CREATE TABLE IF NOT EXISTS platform.pending_typesense_reaps (
id BIGSERIAL PRIMARY KEY,
concrete_name TEXT NOT NULL UNIQUE,
alias_name TEXT NOT NULL,
schema_uid TEXT NOT NULL,
enqueued_at TIMESTAMPTZ NOT NULL DEFAULT now(),
reap_after TIMESTAMPTZ NOT NULL
);
CREATE INDEX IF NOT EXISTS idx_pending_typesense_reaps_due
ON platform.pending_typesense_reaps (reap_after);

The original implementation used tokio::time::sleep on a detached task; an operator restart during the grace window leaked the old concrete forever. Persisting the work makes the sweeper crash-safe — on restart it rediscovers everything not yet reaped, plus anything past its reap_after. Sweeper claims work via FOR UPDATE SKIP LOCKED.

0006_anomaly_alerts.sql

Phase 6c — audit-driven anomaly detection. Adds two tables:

  • platform.anomaly_scan_state — high-watermark singleton. The scanner walks audit_log rows strictly greater than (last_scanned_occurred_at, last_scanned_id). The composite cursor is necessary because audit_log.id is a v4 random UUID, so it cannot be compared on its own for arrival order.
  • platform.anomaly_alerts — detections, with hourly dedupe via a partial unique index over (rule, COALESCE(actor,''), COALESCE(schema_org,''), date_trunc('hour', detected_at AT TIME ZONE 'UTC')).

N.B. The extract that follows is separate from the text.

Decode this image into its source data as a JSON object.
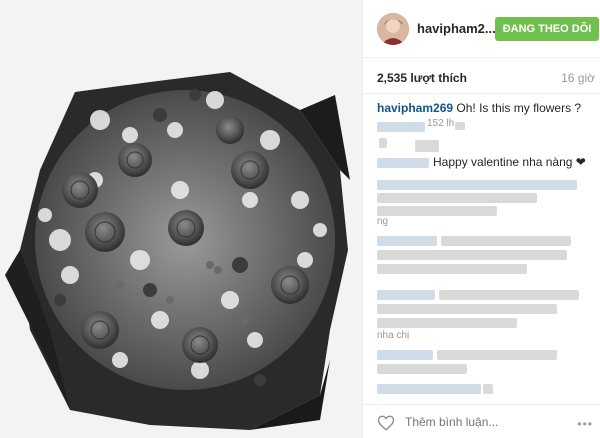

The AT TIME ZONE 'UTC' cast is load-bearing — date_trunc('hour', TIMESTAMPTZ) is only STABLE (it depends on the session’s TimeZone GUC) and therefore cannot be indexed; casting to plain TIMESTAMP makes the expression IMMUTABLE.

Grants here are tenant-shaped, not platform-wide:

GRANT SELECT, INSERT, UPDATE ON platform.anomaly_alerts TO velocity_operator;
GRANT SELECT, UPDATE ON platform.anomaly_scan_state TO velocity_operator;
GRANT SELECT ON platform.anomaly_alerts,
platform.anomaly_scan_state TO velocity_api;

How a new migration ships

  1. Number it NNNN_short_slug.sql — next sequential, no gaps.
  2. Wrap in BEGIN; ... COMMIT;. If you can’t make the whole file atomic (e.g., CREATE INDEX CONCURRENTLY cannot run in a transaction), split it into two files: the transactional setup, then the concurrent step.
  3. Guard everything with IF NOT EXISTS / IF EXISTS / DO $$ checks. Re-applying must be a no-op.
  4. Never edit a merged migration. Once it’s in main, the only way to change its effect is a new migration that ALTERs or DROPs the prior object.
  5. No data migration in DDL files. If you need to backfill a column, write a short Rust job that batches the work; the DDL file just adds the (nullable) column.

The operator’s startup path applies pending migrations in order. A failure rolls back the partial file and the operator exits non-zero — Kubernetes will restart it, and the next attempt has the same broken file to apply, so you’ll see it in kubectl logs rather than in silent half-applied state.